Becca, reçoit la visite d’une voisine pendant qu’elle jardine. Alors que celle-ci vient lui proposer un barbecue, Becca décline l’invitation sous de faux prétextes. Ce n’est pas la première fois qu’elle choisit l’isolement. Huit mois plus tôt, elle et son mari Howie ont perdu leur fils de 4 ans, renversé par une voiture devant chez eux. Chacun à sa manière, ils tentent de survivre à ce drame et de trouver un moyen de continuer à vivre sans se déchirer…
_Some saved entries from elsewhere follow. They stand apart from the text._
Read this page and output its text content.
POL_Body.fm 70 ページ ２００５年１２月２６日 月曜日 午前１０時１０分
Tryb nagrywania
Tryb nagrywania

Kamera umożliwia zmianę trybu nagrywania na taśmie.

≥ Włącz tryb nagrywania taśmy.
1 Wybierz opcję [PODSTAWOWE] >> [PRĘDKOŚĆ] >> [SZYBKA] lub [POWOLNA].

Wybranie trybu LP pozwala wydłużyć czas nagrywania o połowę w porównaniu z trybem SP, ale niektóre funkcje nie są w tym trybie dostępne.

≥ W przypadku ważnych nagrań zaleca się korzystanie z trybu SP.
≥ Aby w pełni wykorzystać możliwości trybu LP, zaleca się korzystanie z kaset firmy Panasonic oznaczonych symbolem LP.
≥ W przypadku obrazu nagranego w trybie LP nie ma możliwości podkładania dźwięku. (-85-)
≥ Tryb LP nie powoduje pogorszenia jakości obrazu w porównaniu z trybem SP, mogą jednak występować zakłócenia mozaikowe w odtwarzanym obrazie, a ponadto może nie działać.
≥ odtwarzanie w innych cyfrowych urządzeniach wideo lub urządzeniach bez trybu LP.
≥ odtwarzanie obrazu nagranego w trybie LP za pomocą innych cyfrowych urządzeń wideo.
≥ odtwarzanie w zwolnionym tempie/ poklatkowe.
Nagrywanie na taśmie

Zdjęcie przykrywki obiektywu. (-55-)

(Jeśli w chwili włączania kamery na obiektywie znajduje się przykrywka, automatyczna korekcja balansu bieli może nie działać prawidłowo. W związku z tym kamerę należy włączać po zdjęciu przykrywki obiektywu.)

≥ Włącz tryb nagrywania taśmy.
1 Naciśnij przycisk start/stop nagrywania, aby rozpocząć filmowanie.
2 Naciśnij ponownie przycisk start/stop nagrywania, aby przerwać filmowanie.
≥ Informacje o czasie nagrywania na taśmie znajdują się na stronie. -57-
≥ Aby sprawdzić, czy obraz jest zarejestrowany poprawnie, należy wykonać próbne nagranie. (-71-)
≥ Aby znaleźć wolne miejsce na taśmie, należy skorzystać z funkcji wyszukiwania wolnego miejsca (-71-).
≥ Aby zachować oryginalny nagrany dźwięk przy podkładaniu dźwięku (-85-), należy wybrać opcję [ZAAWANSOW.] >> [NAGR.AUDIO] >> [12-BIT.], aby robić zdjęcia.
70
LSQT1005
Pour son troisième long après « Hedwig ad the angry inch » et « shortbus », John Cameron Mitchell traite d’un sujet hautement casse-gueule, la perte d’un être cher, d’un enfant plus précisément. Sans jamais sombrer dans le pathos, il décrit avec finesse et intelligence le cauchemar de ce couple qui tente de continuer à avancer malgré une douleur infinie, sans jamais oublier l’humour. Nanti d’une très jolie photo tout en pastels, « Rabbit hole » est surtout l’occasion de voir à l’oeuvre un duo d’acteurs éblouissant. Nicole Kidman, qui rate d’ailleurs de peu l’Oscar attribué à Nathalie Portman, également productrice du film est magnifique de retenue et l’on est surpris de la force de l’interprétation d’Aaron Eckhart, abonné aux seconds rôles. Cerise sur le gâteau, la très rare Dianne Wiest campe la mère de Nicole Kidman, éplorée par la mort de son propre fils et livre une très belle prestation.

Un très beau film à découvrir désormais en vidéo.